This is an old revision of the document!


Forest Gardening

Forest gardens represent a farming technique for which Western agricultural models and concepts leave little room. For many primary people around the world the cultivation and redesigning of patches of forest to create a reliable source of foodstuffs is elemental to their survival. For some Amazonian people (suppossed hunter/gatherers) for instance it is calculated that 90% of their diet is produced in their gardens. The fact that many trained observers (like ethnobotanists) can completely miss a forest garden when they are right in front of it indicates that they are not just an accomplished and ecological sound cultural achievement, but that they inhibit a conceptual space beyond our immediate perception.

To qoute Vandana Shiva:

In the `scientific’ system which splits forestry from agriculture and reduces forestry to timber and wood supply, food is no longer a category related to forestry. The cognitive space that relates forestry to food production, either directly, or through fertility links, is therefore erased with the split. Knowledge systems which have emerged from the food giving capacities of the forest are therefore eclipsed and finally destroyed, both through neglect and aggression. Most local knowledge systems have been based on the life-support capacities of tropical forests, not on their commercial timber value. These systems fall in the blind spot of a forestry perspective that is based exclusively on the commercial exploitation of forests. If some of the local uses can be commercialised, they are given the status of `minor products'; with timber and wood being treated as the `major products’ in forestry. The creation of fragmented categories thus blinkers out the entire spaces in which local knowledge exists, knowledge which is far closer to the life of the forest and more representative of its integrity and diversity.

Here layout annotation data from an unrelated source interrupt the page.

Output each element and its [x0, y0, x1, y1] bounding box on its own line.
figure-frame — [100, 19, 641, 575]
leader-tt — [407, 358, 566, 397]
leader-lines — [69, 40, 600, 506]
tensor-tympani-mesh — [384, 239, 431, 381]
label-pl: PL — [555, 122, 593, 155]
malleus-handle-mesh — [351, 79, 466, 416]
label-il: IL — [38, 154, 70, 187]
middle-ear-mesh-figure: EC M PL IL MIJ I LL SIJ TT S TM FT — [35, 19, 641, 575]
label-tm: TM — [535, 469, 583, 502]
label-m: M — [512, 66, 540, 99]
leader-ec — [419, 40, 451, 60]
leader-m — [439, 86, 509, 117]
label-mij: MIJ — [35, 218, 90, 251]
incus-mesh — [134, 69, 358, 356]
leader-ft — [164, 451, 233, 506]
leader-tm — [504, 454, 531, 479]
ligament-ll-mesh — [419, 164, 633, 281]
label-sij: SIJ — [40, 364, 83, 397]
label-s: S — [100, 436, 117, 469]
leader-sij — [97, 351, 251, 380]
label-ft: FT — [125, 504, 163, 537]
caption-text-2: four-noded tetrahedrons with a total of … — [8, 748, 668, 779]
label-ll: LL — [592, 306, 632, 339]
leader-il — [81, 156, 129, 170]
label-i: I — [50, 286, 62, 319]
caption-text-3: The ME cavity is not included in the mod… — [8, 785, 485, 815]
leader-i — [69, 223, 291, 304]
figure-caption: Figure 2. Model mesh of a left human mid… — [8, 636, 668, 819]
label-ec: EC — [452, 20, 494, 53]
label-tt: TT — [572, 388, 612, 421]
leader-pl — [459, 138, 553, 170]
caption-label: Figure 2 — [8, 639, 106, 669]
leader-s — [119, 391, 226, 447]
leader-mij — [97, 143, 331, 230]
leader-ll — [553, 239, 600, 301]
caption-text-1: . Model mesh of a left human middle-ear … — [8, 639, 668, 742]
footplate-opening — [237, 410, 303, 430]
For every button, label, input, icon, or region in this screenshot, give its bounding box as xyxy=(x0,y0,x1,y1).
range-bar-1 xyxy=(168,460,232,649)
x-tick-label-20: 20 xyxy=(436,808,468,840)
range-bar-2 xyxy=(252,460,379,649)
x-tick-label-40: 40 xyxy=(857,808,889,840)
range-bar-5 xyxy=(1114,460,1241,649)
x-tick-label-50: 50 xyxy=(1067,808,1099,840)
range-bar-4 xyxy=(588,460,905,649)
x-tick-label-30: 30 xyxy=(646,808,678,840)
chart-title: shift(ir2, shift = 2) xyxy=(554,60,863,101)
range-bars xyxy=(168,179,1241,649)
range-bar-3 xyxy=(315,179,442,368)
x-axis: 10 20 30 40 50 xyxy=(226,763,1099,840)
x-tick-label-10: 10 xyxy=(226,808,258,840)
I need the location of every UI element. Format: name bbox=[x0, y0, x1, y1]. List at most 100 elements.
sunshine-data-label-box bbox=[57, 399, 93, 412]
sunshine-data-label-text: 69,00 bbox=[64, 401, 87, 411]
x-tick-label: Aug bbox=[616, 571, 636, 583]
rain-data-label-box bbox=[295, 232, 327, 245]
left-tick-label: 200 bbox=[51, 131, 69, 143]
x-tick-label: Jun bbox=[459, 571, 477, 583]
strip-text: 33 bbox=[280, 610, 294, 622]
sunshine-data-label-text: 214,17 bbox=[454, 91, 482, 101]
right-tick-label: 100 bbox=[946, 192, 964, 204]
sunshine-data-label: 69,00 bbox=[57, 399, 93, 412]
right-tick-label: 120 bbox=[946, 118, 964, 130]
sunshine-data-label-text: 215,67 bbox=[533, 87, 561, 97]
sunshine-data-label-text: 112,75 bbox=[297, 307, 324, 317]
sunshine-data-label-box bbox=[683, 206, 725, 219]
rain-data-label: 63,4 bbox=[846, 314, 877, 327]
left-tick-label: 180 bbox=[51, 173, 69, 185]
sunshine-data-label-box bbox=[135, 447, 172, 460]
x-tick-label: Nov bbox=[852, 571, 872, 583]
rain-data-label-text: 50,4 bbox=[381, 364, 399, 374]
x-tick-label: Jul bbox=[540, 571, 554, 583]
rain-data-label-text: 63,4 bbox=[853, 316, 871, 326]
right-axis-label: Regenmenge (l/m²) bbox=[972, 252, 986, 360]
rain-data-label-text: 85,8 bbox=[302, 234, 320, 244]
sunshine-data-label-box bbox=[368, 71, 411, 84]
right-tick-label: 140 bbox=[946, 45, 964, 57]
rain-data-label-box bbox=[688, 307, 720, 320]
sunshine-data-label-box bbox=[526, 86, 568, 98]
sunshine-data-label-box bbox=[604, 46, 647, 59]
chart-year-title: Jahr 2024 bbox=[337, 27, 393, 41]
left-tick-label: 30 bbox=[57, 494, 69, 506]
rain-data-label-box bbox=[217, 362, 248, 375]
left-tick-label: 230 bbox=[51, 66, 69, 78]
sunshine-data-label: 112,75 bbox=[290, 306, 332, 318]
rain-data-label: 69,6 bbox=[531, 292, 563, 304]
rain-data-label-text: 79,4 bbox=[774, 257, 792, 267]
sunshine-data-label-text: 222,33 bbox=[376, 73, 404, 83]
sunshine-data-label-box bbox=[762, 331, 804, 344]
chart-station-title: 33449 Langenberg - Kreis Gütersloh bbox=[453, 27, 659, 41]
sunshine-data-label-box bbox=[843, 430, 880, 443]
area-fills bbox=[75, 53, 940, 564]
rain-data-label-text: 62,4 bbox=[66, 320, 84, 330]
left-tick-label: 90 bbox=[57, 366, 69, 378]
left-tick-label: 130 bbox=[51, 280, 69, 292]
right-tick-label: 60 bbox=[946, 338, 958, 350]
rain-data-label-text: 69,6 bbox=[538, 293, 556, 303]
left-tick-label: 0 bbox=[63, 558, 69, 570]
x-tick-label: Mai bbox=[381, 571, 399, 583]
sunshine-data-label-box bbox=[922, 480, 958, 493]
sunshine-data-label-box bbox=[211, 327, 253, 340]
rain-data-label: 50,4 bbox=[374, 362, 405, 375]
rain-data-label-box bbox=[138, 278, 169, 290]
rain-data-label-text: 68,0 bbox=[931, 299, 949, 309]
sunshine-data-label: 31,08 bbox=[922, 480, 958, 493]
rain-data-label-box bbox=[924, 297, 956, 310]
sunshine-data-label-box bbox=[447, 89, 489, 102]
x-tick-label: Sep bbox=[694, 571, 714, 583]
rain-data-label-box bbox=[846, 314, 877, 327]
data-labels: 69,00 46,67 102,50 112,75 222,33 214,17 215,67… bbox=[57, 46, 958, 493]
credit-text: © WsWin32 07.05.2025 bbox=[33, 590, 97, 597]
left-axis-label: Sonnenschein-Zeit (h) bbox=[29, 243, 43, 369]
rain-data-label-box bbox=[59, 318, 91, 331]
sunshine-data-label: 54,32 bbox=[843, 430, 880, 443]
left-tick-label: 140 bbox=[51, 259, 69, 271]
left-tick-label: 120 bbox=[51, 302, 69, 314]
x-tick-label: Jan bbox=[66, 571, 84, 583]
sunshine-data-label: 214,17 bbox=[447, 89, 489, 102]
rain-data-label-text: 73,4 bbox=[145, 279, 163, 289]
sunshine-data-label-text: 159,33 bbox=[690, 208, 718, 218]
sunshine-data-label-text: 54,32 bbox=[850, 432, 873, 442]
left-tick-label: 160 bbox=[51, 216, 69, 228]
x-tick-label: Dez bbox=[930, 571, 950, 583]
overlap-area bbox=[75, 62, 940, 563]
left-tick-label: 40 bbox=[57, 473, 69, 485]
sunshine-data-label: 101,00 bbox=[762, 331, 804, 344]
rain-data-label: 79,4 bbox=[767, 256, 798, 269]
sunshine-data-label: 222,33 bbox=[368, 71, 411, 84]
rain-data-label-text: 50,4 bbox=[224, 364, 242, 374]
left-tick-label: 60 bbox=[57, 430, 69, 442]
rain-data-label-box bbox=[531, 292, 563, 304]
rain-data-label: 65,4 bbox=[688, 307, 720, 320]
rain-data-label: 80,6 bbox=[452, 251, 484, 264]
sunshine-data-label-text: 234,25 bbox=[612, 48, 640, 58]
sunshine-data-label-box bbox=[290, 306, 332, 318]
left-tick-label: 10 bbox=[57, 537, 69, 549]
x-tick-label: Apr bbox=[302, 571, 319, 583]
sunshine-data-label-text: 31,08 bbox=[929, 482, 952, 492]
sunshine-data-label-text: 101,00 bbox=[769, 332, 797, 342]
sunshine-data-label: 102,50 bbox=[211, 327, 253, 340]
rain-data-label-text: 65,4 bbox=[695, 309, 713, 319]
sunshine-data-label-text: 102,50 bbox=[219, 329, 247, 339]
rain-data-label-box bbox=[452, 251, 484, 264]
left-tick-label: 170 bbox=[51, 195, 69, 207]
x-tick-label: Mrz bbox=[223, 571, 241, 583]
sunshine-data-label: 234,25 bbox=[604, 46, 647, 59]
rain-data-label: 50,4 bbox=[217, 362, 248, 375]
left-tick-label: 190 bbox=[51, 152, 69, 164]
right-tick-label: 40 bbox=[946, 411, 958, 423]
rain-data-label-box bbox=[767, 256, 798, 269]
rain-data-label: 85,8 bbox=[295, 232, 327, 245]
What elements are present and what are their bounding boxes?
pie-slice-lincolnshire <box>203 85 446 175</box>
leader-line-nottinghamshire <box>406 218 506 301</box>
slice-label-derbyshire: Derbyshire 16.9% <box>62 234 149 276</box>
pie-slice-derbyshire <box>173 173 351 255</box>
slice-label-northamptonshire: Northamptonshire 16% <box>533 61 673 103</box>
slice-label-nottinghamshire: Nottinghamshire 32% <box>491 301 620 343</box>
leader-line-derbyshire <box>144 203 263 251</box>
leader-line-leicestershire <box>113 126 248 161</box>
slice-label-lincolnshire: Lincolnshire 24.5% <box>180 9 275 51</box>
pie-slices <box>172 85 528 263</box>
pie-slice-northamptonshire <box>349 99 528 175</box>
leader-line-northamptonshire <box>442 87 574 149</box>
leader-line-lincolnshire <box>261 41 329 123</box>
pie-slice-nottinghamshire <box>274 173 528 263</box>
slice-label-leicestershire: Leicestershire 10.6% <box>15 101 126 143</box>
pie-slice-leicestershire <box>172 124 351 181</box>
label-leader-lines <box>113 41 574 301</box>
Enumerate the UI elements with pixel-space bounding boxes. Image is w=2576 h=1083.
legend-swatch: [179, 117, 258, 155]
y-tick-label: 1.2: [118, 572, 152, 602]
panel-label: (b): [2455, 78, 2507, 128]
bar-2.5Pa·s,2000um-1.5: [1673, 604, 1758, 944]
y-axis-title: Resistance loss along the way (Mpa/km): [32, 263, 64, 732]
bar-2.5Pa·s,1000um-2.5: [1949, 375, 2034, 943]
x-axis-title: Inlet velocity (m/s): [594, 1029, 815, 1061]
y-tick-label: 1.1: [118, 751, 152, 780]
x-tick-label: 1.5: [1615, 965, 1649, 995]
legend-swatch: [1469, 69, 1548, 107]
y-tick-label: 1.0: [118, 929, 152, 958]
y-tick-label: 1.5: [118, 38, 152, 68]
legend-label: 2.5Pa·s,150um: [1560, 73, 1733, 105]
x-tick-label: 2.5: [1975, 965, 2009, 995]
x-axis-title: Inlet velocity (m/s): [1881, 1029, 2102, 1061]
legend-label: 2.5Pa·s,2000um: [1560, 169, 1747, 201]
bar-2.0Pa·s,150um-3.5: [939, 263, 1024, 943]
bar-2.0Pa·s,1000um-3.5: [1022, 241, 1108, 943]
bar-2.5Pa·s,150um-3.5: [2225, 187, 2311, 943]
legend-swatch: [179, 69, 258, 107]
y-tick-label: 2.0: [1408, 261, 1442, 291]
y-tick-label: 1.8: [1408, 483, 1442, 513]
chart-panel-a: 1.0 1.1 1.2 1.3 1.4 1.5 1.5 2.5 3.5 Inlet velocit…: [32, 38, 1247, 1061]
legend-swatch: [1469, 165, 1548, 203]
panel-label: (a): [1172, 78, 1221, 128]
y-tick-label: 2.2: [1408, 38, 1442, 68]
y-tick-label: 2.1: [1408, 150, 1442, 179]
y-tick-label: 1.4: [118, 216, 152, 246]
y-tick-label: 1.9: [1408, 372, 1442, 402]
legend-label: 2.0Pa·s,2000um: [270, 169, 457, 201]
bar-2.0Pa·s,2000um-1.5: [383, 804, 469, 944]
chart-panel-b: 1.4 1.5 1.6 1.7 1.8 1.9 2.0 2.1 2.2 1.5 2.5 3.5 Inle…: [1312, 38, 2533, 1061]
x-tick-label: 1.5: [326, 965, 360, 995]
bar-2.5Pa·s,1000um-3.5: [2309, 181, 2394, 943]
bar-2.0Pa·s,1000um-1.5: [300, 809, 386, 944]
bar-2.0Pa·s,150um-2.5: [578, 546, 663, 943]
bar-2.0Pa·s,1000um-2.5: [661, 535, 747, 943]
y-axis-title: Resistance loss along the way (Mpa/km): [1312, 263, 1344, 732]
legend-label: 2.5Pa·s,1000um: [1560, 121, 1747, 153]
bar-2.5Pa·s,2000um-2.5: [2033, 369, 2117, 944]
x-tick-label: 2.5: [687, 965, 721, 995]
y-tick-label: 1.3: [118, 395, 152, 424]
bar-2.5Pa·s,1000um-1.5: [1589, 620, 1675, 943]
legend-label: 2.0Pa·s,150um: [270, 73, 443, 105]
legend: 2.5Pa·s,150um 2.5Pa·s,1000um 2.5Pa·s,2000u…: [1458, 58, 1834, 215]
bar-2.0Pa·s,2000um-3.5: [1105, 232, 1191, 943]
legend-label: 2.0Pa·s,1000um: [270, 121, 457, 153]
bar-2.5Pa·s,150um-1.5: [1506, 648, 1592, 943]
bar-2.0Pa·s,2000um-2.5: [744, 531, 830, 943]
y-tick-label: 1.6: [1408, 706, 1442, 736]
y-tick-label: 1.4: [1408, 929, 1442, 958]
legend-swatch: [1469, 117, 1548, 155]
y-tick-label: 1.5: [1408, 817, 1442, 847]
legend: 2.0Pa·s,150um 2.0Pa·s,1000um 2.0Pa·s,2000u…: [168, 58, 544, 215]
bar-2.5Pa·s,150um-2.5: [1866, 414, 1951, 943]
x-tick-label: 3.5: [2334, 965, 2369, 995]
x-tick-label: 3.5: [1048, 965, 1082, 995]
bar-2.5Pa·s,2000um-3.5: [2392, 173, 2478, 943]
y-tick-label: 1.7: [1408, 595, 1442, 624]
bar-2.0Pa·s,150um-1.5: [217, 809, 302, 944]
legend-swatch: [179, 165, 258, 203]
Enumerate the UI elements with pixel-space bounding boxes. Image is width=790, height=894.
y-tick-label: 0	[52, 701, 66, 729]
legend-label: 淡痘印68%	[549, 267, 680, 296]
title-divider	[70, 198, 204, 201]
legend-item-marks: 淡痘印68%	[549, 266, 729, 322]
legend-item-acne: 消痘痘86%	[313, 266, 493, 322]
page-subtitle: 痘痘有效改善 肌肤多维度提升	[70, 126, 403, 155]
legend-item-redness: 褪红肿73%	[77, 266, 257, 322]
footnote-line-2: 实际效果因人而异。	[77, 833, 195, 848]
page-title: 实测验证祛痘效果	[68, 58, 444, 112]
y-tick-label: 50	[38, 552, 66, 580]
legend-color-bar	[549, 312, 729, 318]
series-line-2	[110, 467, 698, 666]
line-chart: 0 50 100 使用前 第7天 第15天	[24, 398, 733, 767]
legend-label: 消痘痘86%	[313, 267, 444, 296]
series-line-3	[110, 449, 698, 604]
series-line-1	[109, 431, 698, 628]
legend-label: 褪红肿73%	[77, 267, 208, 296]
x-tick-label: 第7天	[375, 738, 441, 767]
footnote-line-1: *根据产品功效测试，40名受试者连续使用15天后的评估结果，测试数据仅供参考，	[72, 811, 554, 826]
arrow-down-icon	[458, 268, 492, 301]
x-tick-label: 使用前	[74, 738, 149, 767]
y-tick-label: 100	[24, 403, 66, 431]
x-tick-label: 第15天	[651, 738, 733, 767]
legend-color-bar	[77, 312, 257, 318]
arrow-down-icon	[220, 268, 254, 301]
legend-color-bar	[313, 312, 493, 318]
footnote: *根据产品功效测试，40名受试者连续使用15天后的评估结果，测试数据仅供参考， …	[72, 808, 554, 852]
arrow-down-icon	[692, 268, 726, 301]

Forest gardens work with the rainforest instead of against it, gardens have high species diversity, with a few specimens of many species, to keep the bugs out. Special adjustments may be done to attract animals (from useful insects to tasty wildlife and also tasty insects).

For forest people, gardening is perhaps a state of mind, a mode they are never out of. The entire amazon is now believed to one huge man-made landscape kept intact by contant pruning and weeding as humans move through it.